Think tank europe

Relocating Productive Capacity to China? Or Elsewhere?

30/09/2008
Author : European Institute for Asian Studies (EIAS - Belgium)
By Prof Em Sylvain Plasschaert, University of Antwerp and Catholic University of Leuven
 
This paper attempts to chart and analyse the phenomenon of delocalisation, which is by no means a novel one, but which is no doubt accelerating in rapidly evolving and globalizing world arena, with a focus on China an the new EU Member States (MS) in Europe. It characterises subcontracting within the same country as externalisation whereas 'outsourcing' refers to subcontracting abroad, typically in a lower-cost location.

It looks at the two main categories of Foreign Direct Investments, namely those motivated by market-seeking and efficiency-seeking respectively.
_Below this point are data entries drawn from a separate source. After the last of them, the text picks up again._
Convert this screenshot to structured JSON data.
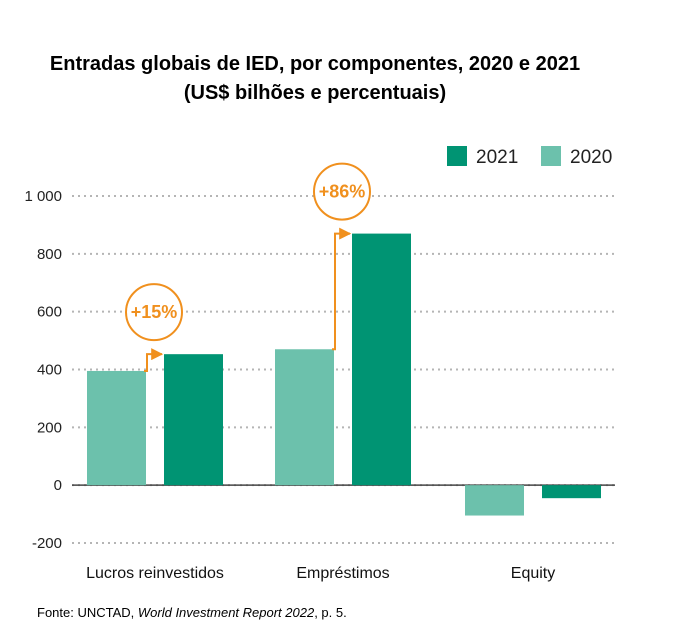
{
  "title_line1": "Entradas globais de IED, por componentes, 2020 e 2021",
  "title_line2": "(US$ bilhões e percentuais)",
  "source": {
    "prefix": "Fonte: UNCTAD, ",
    "italic": "World Investment Report 2022",
    "suffix": ", p. 5."
  },
  "colors": {
    "s2020": "#6cc1ac",
    "s2021": "#009473",
    "annotation": "#f0901e",
    "grid": "#b5b5b5"
  },
  "chart_data": {
    "type": "bar",
    "categories": [
      "Lucros reinvestidos",
      "Empréstimos",
      "Equity"
    ],
    "series": [
      {
        "name": "2020",
        "values": [
          395,
          470,
          -105
        ]
      },
      {
        "name": "2021",
        "values": [
          453,
          870,
          -45
        ]
      }
    ],
    "legend_order": [
      "2021",
      "2020"
    ],
    "legend_position": "top-right",
    "ylim": [
      -200,
      1000
    ],
    "yticks": [
      1000,
      800,
      600,
      400,
      200,
      0,
      -200
    ],
    "ytick_labels": [
      "1 000",
      "800",
      "600",
      "400",
      "200",
      "0",
      "-200"
    ],
    "grid": true,
    "annotations": [
      {
        "category": "Lucros reinvestidos",
        "text": "+15%"
      },
      {
        "category": "Empréstimos",
        "text": "+86%"
      }
    ]
  }
}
In recent years, China has become the most important recipient of FDI funds thereby dislodging the USA. China's recent accession to the WTO further stimulates the eagerness of foreign firms -- amongst them almost al large MNE's -- to set up production in China. The opening of great many service sectors to foreign participation appears to uinleash a new round of FDI's such as those of the large supermarket chains.

As regards FDI's, China presents a most favourable position, indeed which no other country can probably match, namely the (unbeatable?) combination of low wages and of other costs on the one hand, and of an alluring large domestic market, on the other hand. How does the group of new MS in Central Europe compare with China in terms of its capacity for attracting FDI's? Can they also be turned into an export platform for EU companies and perhaps become another 'workshop for the world'?

As these MS now belong to the overall single EUmarket exports from one new MS, say from Hungary, to another new MS or one of the EU-15 are no longer subject to import duties. A large number of parameters which would otherwise constrain inter-national transactions are now unified. Central Europe also presents a number of comparative advantages over West European markets with respect to the cost-minimizing variety of FDI: close proximity to these markets; much lower wages; cultural affinities and the option to join the Euro currency; a workforce with a hig level of technical skills and the scope for fragmented production to thrive due to an integrated market.